Backup Restore
Backing Up and Restoring Your Cluster State
Backup etcd
-
Identify etcd endpoints: Typically located at
https://<etcd-endpoint>:2379. -
Use etcdctl to back up:
ETCDCTL_API=3 etcdctl snapshot save /path/to/backup/snapshot.db \ --endpoints=https://<etcd-endpoint>:2379 \ --cacert=/etc/kubernetes/pki/etcd/ca.crt \ --cert=/etc/kubernetes/pki/etcd/server.crt \ --key=/etc/kubernetes/pki/etcd/server.key -
Store backup: Securely store the snapshot (e.g., in a cloud storage service, S3 bucket) with versioning enabled.
Automating Backups
- CronJob for automated backups: Set up a Kubernetes CronJob or an external script to automate
etcdctl snapshotcommands at regular intervals.
Persistent Volume Backups
- Cloud provider snapshots: If you’re using cloud providers like AWS, GCP, or Azure, you can configure automatic snapshots for persistent volumes (e.g., AWS EBS, GCP PD) using either the cloud console or tools like Velero.
- Velero for PV backups:
-
Install and configure Velero:
velero install --provider <cloud-provider> --bucket <bucket-name> --secret-file <credentials-file> -
Backup a namespace:
velero backup create my-backup --include-namespaces <namespace>
-
Restoring the Cluster from Backup
Restoring etcd Snapshot
-
Stop kube-apiserver: Stop the Kubernetes API server so that it does not interfere with the restore process.

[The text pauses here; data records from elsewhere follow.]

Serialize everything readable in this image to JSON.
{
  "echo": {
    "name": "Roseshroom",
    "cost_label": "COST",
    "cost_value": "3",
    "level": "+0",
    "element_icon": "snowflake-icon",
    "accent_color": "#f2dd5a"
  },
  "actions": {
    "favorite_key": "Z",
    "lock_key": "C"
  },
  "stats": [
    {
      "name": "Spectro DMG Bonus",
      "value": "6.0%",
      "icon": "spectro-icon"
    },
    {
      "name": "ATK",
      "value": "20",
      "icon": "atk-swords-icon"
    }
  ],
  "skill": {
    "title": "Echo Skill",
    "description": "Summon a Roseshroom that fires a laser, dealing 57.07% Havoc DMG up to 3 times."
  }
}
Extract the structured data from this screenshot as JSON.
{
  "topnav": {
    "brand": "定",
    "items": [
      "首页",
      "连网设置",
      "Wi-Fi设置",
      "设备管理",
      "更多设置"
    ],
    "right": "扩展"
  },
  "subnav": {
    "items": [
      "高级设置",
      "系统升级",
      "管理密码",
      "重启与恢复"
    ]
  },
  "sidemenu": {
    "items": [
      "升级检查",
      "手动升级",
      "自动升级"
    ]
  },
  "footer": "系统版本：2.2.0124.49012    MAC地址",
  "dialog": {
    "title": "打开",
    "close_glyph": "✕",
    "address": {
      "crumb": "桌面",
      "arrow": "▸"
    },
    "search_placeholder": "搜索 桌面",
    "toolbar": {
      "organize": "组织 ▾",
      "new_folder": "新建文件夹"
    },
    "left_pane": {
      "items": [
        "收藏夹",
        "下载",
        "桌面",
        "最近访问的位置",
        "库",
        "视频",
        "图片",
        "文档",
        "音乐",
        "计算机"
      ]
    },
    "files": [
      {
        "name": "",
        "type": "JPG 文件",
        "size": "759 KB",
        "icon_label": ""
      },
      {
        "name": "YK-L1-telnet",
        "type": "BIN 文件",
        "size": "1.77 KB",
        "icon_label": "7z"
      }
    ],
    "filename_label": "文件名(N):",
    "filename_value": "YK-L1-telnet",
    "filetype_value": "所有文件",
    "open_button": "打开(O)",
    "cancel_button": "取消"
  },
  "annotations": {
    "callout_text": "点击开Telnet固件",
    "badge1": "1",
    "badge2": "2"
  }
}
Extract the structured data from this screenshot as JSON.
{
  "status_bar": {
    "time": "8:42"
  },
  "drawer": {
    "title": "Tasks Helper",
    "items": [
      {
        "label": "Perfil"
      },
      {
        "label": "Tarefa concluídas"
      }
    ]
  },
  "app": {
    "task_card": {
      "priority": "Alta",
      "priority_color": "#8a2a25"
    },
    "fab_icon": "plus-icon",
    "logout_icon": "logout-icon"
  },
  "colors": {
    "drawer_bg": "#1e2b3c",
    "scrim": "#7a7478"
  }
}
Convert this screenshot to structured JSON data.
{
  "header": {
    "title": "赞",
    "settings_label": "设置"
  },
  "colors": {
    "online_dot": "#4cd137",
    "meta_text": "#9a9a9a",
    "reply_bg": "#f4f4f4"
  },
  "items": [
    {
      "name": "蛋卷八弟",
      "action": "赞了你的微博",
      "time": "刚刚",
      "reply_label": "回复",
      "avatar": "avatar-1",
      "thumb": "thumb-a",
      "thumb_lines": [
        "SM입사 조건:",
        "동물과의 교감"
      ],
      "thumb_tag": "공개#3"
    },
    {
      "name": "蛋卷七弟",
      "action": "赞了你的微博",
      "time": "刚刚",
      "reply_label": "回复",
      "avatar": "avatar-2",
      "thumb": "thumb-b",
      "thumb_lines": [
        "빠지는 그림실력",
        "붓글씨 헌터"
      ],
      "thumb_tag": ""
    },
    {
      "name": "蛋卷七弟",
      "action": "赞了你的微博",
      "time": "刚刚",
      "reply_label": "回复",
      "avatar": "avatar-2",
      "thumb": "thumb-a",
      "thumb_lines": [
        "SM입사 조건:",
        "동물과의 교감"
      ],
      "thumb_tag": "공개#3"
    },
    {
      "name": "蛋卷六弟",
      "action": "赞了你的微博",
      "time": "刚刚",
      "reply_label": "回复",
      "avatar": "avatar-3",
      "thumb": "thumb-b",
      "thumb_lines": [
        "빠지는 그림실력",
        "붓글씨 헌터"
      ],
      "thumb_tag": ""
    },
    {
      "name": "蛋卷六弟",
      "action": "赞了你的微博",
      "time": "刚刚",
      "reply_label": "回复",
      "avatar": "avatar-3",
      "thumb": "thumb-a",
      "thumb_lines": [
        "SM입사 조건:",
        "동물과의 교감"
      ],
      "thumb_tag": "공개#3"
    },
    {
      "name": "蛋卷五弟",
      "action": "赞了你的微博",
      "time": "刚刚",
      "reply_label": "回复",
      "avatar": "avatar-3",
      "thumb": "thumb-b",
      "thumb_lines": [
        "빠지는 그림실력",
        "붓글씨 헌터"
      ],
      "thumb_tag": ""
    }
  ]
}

systemctl stop kube-apiserver -
Restore etcd:
ETCDCTL_API=3 etcdctl snapshot restore /path/to/backup/snapshot.db \ --data-dir /var/lib/etcd-from-backup -
Update etcd data directory: Ensure the
etcdservice is configured to use the restored directory (/var/lib/etcd-from-backup).- Edit
/etc/kubernetes/manifests/etcd.yamland update the data directory to point to the restored location.
- Edit
-
Restart the kube-apiserver:
systemctl start kube-apiserver
Restoring Persistent Volumes (PV)
- Velero restore:
-
List available backups:
velero backup get -
Restore from backup:
velero restore create --from-backup <backup-name>
-
Key Considerations for Cluster Recovery
- Disaster recovery: Document all backup and recovery processes and periodically test them to ensure they work when needed.
- Regular audits: Ensure that the backup files and snapshots are regularly tested and validated.
- Security of backups: Ensure backups (etcd snapshots, persistent volume snapshots) are encrypted and access-controlled to avoid tampering or unauthorized access.